I remember trying to figure out how to cote this last election, and I finale gave up with "news" to figure the canidates out and jsut went straight for the congressional records and started reading the speeches the canidates actually made and that was *WAY* more informative.


[identity profile] redcoast.livejournal.com 2007-04-19 03:01 pm (UTC)(link)
It was predictable.

[identity profile] redcoast.livejournal.com 2007-04-19 11:15 pm (UTC)(link)
And you know what? All of Cho's stuff is boring and cliche. That's what strikes me the most about madness; it's not interesting, creatively.

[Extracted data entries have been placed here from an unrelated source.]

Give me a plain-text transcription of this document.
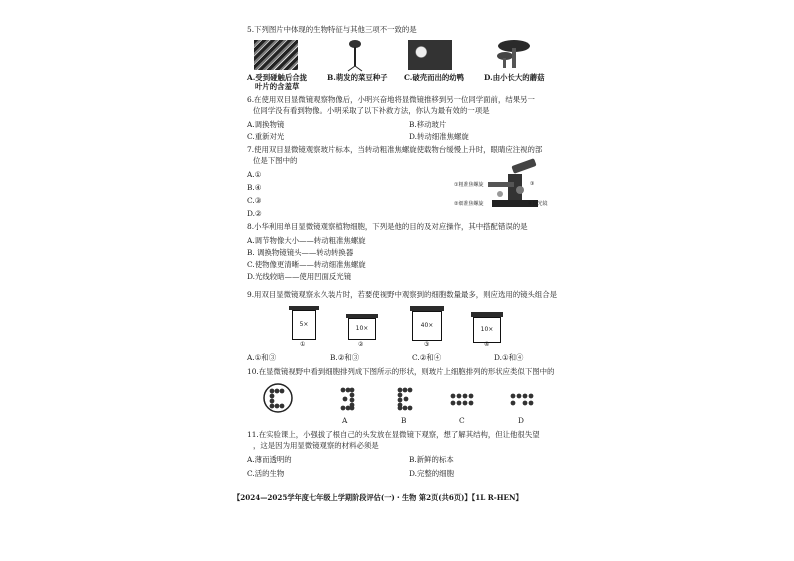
5.下列图片中体现的生物特征与其他三项不一致的是
A.受到碰触后合拢
叶片的含羞草
B.萌发的菜豆种子 C.破壳而出的幼鸭	D.由小长大的蘑菇
6.在使用双目显微镜观察物像后，小明兴奋地将显微镜推移到另一位同学面前，结果另一
位同学没有看到物像。小明采取了以下补救方法，你认为最有效的一项是
A.调换物镜	B.移动玻片
C.重新对光	D.转动细准焦螺旋
7.使用双目显微镜观察玻片标本，当转动粗准焦螺旋使载物台缓慢上升时，眼睛应注视的部
位是下图中的
A.①
B.④
C.③
D.②
①粗准焦螺旋
②细准焦螺旋
③
④反光镜
8.小华利用单目显微镜观察植物细胞，下列是他的目的及对应操作，其中搭配错误的是
A.调节物像大小——转动粗准焦螺旋
B. 调换物镜镜头——转动转换器
C.使物像更清晰——转动细准焦螺旋
D.光线较暗——使用凹面反光镜
9.用双目显微镜观察永久装片时，若要使视野中观察到的细胞数量最多，则应选用的镜头组合是
5×
①
10×
②
40×
③
10×
④
A.①和③	B.②和③	C.②和④	D.①和④
10.在显微镜视野中看到细胞排列成下图所示的形状，则玻片上细胞排列的形状应类似下图中的
A	B	C	D
11.在实验课上，小强拔了根自己的头发放在显微镜下观察，想了解其结构，但让他很失望
，这是因为用显微镜观察的材料必须是
A.薄而透明的	B.新鲜的标本
C.活的生物	D.完整的细胞
【2024—2025学年度七年级上学期阶段评估(一)・生物 第2页(共6页)】【1L R-HEN】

[identity profile] fpb.livejournal.com 2007-04-20 07:23 am (UTC)(link)
That abuts on my point. There is nothing to be learned - at least, by the ordinary person - from this "document". A conference of psychiatrists might usefully study it, but most people are not psychiatrists, and cannot expect to take an interest in the evidence of mental illness, which is mostly very boring. It satisfies a very trivial curiosity, one that has probably died within a minute of the start of the tape, and does not even heighten our disgust at the moron himself - the very knowledge of what he did should have been enough for any sane person to know what to think and what to feel.

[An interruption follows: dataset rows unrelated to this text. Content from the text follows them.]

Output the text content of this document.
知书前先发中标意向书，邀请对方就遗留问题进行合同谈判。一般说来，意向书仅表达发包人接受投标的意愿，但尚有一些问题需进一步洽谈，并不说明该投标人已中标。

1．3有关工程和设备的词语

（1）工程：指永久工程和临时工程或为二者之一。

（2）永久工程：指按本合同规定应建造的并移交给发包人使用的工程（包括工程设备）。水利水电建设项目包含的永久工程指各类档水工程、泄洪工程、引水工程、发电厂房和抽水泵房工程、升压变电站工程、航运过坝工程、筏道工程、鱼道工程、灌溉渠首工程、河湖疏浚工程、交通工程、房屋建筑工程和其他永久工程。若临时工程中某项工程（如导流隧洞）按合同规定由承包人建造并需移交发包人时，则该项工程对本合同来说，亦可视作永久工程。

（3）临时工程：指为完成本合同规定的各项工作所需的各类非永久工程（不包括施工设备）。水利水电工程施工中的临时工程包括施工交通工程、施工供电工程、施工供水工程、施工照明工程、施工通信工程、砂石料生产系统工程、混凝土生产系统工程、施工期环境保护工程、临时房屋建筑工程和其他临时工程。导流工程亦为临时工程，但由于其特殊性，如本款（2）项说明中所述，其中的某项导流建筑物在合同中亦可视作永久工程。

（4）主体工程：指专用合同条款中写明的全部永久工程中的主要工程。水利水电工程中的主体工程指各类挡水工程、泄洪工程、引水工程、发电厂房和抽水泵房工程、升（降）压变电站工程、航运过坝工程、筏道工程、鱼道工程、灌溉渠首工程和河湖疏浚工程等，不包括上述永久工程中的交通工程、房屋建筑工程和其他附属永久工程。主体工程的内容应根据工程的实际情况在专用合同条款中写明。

[identity profile] secularhermites.livejournal.com 2007-04-20 01:17 am (UTC)(link)
The media only cares about one thing: ratings. - sad to say, they got it.

[identity profile] dirigibletrance.livejournal.com 2007-04-20 07:32 pm (UTC)(link)
So... just don't watch the broadcasts. That simple.

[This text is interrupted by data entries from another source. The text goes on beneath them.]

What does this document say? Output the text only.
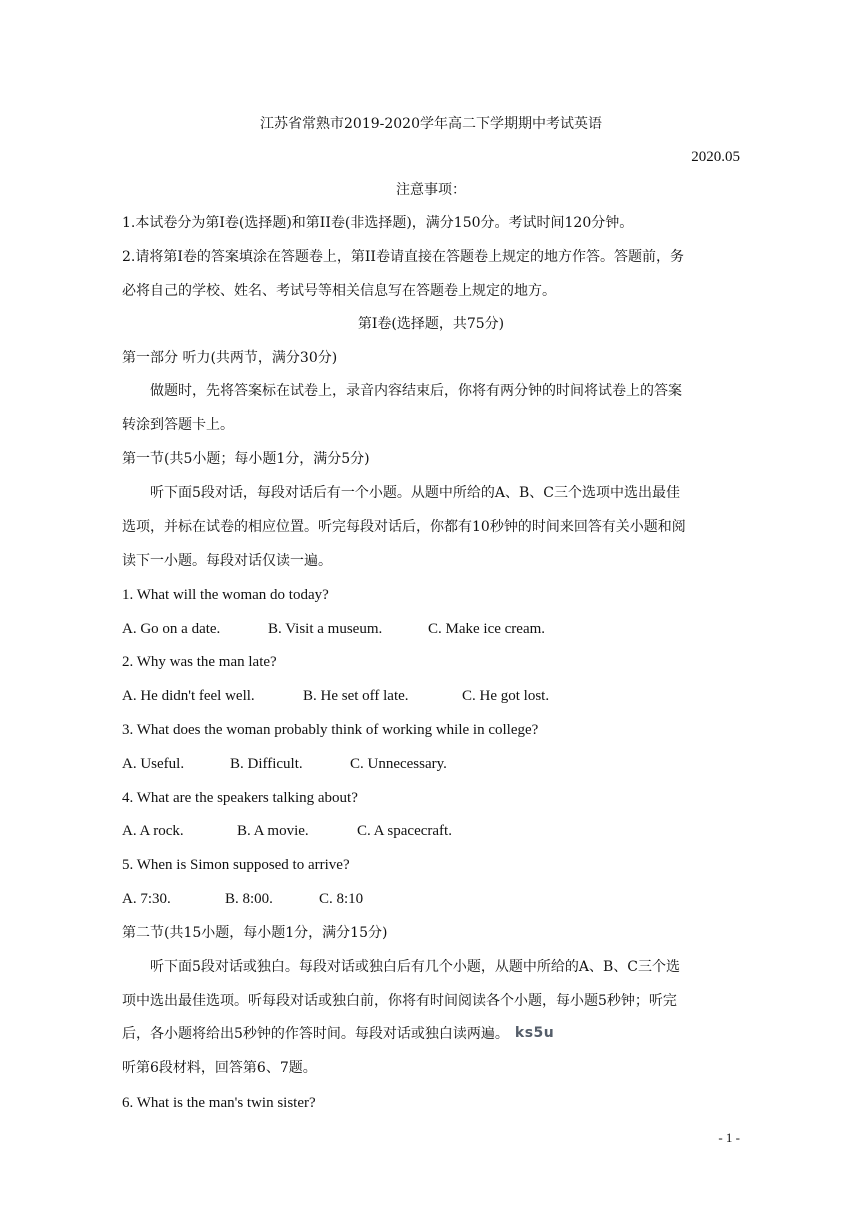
江苏省常熟市2019-2020学年高二下学期期中考试英语
2020.05
注意事项：
1.本试卷分为第I卷(选择题)和第II卷(非选择题)，满分150分。考试时间120分钟。
2.请将第I卷的答案填涂在答题卷上，第II卷请直接在答题卷上规定的地方作答。答题前，务
必将自己的学校、姓名、考试号等相关信息写在答题卷上规定的地方。
第I卷(选择题，共75分)
第一部分 听力(共两节，满分30分)
做题时，先将答案标在试卷上，录音内容结束后，你将有两分钟的时间将试卷上的答案
转涂到答题卡上。
第一节(共5小题；每小题1分，满分5分)
听下面5段对话，每段对话后有一个小题。从题中所给的A、B、C三个选项中选出最佳
选项，并标在试卷的相应位置。听完每段对话后，你都有10秒钟的时间来回答有关小题和阅
读下一小题。每段对话仅读一遍。
1. What will the woman do today?
A. Go on a date.	B. Visit a museum.	C. Make ice cream.
2. Why was the man late?
A. He didn't feel well.	B. He set off late.	C. He got lost.
3. What does the woman probably think of working while in college?
A. Useful.	B. Difficult.	C. Unnecessary.
4. What are the speakers talking about?
A. A rock.	B. A movie.	C. A spacecraft.
5. When is Simon supposed to arrive?
A. 7:30.	B. 8:00.	C. 8:10
第二节(共15小题，每小题1分，满分15分)
听下面5段对话或独白。每段对话或独白后有几个小题，从题中所给的A、B、C三个选
项中选出最佳选项。听每段对话或独白前，你将有时间阅读各个小题，每小题5秒钟；听完
后，各小题将给出5秒钟的作答时间。每段对话或独白读两遍。 ks5u
听第6段材料，回答第6、7题。
6. What is the man's twin sister?
- 1 -
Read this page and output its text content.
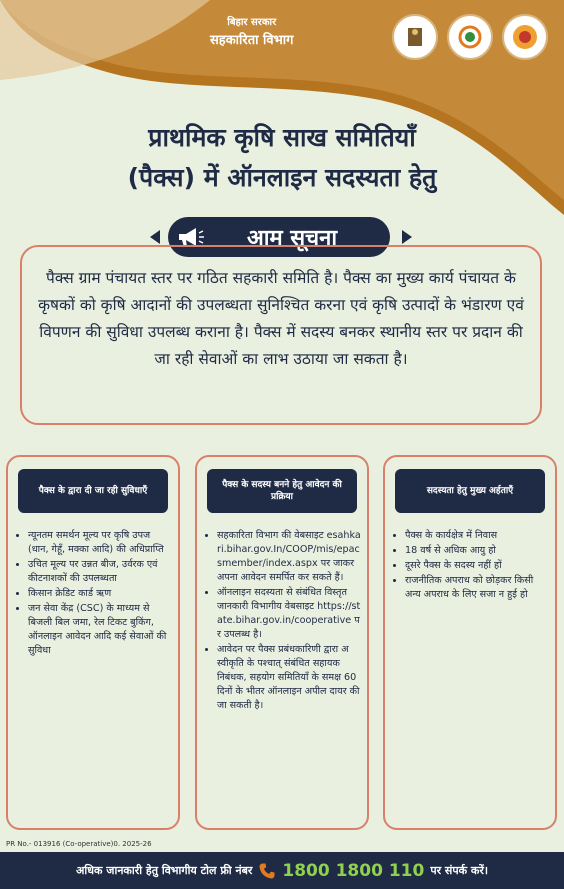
बिहार सरकार
सहकारिता विभाग
प्राथमिक कृषि साख समितियाँ
(पैक्स) में ऑनलाइन सदस्यता हेतु
आम सूचना

पैक्स ग्राम पंचायत स्तर पर गठित सहकारी समिति है। पैक्स का मुख्य कार्य पंचायत के कृषकों को कृषि आदानों की उपलब्धता सुनिश्चित करना एवं कृषि उत्पादों के भंडारण एवं विपणन की सुविधा उपलब्ध कराना है। पैक्स में सदस्य बनकर स्थानीय स्तर पर प्रदान की जा रही सेवाओं का लाभ उठाया जा सकता है।

पैक्स के द्वारा दी जा रही सुविधाएँ
• न्यूनतम समर्थन मूल्य पर कृषि उपज (धान, गेहूँ, मक्का आदि) की अधिप्राप्ति
• उचित मूल्य पर उन्नत बीज, उर्वरक एवं कीटनाशकों की उपलब्धता
• किसान क्रेडिट कार्ड ऋण
• जन सेवा केंद्र (CSC) के माध्यम से बिजली बिल जमा, रेल टिकट बुकिंग, ऑनलाइन आवेदन आदि कई सेवाओं की सुविधा
पैक्स के सदस्य बनने हेतु आवेदन की प्रक्रिया
• सहकारिता विभाग की वेबसाइट esahkari.bihar.gov.In/COOP/mis/epacsmember/index.aspx पर जाकर अपना आवेदन समर्पित कर सकते हैं।
• ऑनलाइन सदस्यता से संबंधित विस्तृत जानकारी विभागीय वेबसाइट https://state.bihar.gov.in/cooperative पर उपलब्ध है।
• आवेदन पर पैक्स प्रबंधकारिणी द्वारा अस्वीकृति के पश्चात् संबंधित सहायक निबंधक, सहयोग समितियाँ के समक्ष 60 दिनों के भीतर ऑनलाइन अपील दायर की जा सकती है।
सदस्यता हेतु मुख्य अर्हताएँ
• पैक्स के कार्यक्षेत्र में निवास
• 18 वर्ष से अधिक आयु हो
• दूसरे पैक्स के सदस्य नहीं हों
• राजनीतिक अपराध को छोड़कर किसी अन्य अपराध के लिए सजा न हुई हो
PR No.- 013916 (Co-operative)0. 2025-26
अधिक जानकारी हेतु विभागीय टोल फ्री नंबर 1800 1800 110 पर संपर्क करें।
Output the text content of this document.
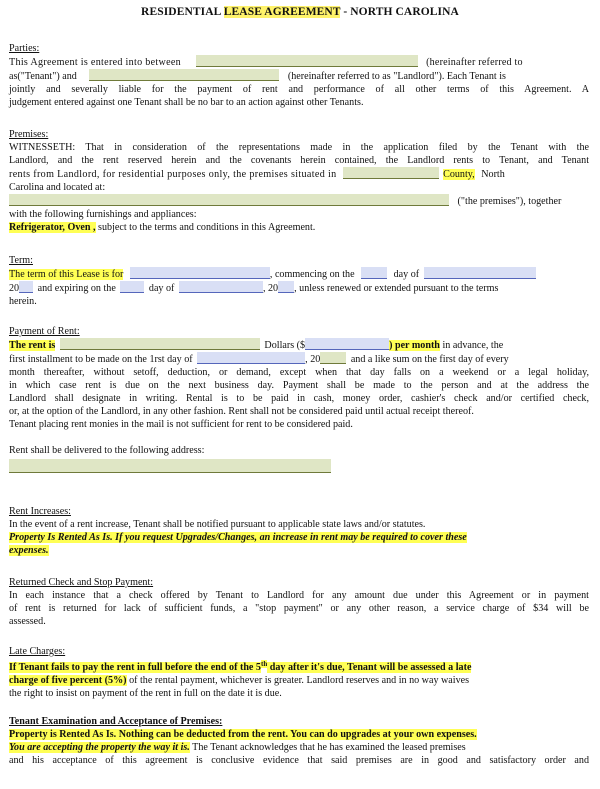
RESIDENTIAL LEASE AGREEMENT - NORTH CAROLINA
Parties:
This Agreement is entered into between	(hereinafter referred to
as("Tenant") and	(hereinafter referred to as "Landlord"). Each Tenant is
jointly and severally liable for the payment of rent and performance of all other terms of this Agreement. A
judgement entered against one Tenant shall be no bar to an action against other Tenants.
Premises:
WITNESSETH: That in consideration of the representations made in the application filed by the Tenant with the
Landlord, and the rent reserved herein and the covenants herein contained, the Landlord rents to Tenant, and Tenant
rents from Landlord, for residential purposes only, the premises situated in	County, North
Carolina and located at:
("the premises"), together
with the following furnishings and appliances:
Refrigerator, Oven , subject to the terms and conditions in this Agreement.
Term:
The term of this Lease is for	, commencing on the	day of
20 and expiring on the	day of	, 20 , unless renewed or extended pursuant to the terms
herein.
Payment of Rent:
The rent is	Dollars ($	) per month in advance, the
first installment to be made on the 1rst day of	, 20	and a like sum on the first day of every
month thereafter, without setoff, deduction, or demand, except when that day falls on a weekend or a legal holiday,
in which case rent is due on the next business day. Payment shall be made to the person and at the address the
Landlord shall designate in writing. Rental is to be paid in cash, money order, cashier's check and/or certified check,
or, at the option of the Landlord, in any other fashion. Rent shall not be considered paid until actual receipt thereof.
Tenant placing rent monies in the mail is not sufficient for rent to be considered paid.
Rent shall be delivered to the following address:
Rent Increases:
In the event of a rent increase, Tenant shall be notified pursuant to applicable state laws and/or statutes.
Property Is Rented As Is. If you request Upgrades/Changes, an increase in rent may be required to cover these
expenses.
Returned Check and Stop Payment:
In each instance that a check offered by Tenant to Landlord for any amount due under this Agreement or in payment
of rent is returned for lack of sufficient funds, a "stop payment" or any other reason, a service charge of $34 will be
assessed.
Late Charges:
If Tenant fails to pay the rent in full before the end of the 5th day after it's due, Tenant will be assessed a late
charge of five percent (5%) of the rental payment, whichever is greater. Landlord reserves and in no way waives
the right to insist on payment of the rent in full on the date it is due.
Tenant Examination and Acceptance of Premises:
Property is Rented As Is. Nothing can be deducted from the rent. You can do upgrades at your own expenses.
You are accepting the property the way it is. The Tenant acknowledges that he has examined the leased premises
and his acceptance of this agreement is conclusive evidence that said premises are in good and satisfactory order and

I've been reading "A Knight of the Word" the past two days, and I had no idea that they were even playing video excerpts until you mentioned it here.

The media isn't forcing you to do anything. You always have the option of turning off the television. An option that I highly recommend, by the way. It's worked wonders for me.

[identity profile] fpb.livejournal.com 2007-04-20 07:52 pm (UTC)(link)
As I said upthread, I took that option eagerly. Do not imagine that I watched that abomination one second more than I had to. I am nevertheless disgusted at their behaviour.

[identity profile] dirigibletrance.livejournal.com 2007-04-21 04:22 pm (UTC)(link)
You know, I'm also a little bit dissappointed in you that you simply call Cho a "murderous moron". There's alot more too it than that.

The guy was messed up, seriously. He was mentally ill. I've read a little bit about the guy now in the last day or so, and he showed signs of this kind of behavior from even early in life. He was, according to doctors that have reviewed the case and been interviewed anyway, a classic psychopath, who very likely had a biochemical imbalance. He didn't just up and decide to to kill a bunch of people one day. He'd been mentally crippled for most of his life.

He shouldn't have even been out on the streets, at all. The US mental health system, and justice system, utterly failed here. We failed to get a guy who was seriously ill the help he needed, and we also failed to keep a potential threat to public safety contained and away from access to weaponry. I have no idea how the frickin judge who reviewed his case a year ago only concluded that he was "a danger to himself" when the guy was taking photographs of female students in his classes and then turning in creative writing stories about butchering them all. That seems like a pretty cut-and-dry "danger to self *and others*" situation. He shouldn't have even been on the VT campus that day, but instead in a mental ward, on medication, with a reinforced door or two between him and the outside world.

[identity profile] fpb.livejournal.com 2007-04-21 06:37 pm (UTC)(link)
I grant your point. I am a member of the disabled movement and I regard Cho's treatment as abominable. However, this only reinforces my view that the media had no business broadcasting his screed; quite apart from the effect on victims and relatives, it just means handing yet another victory to his disease.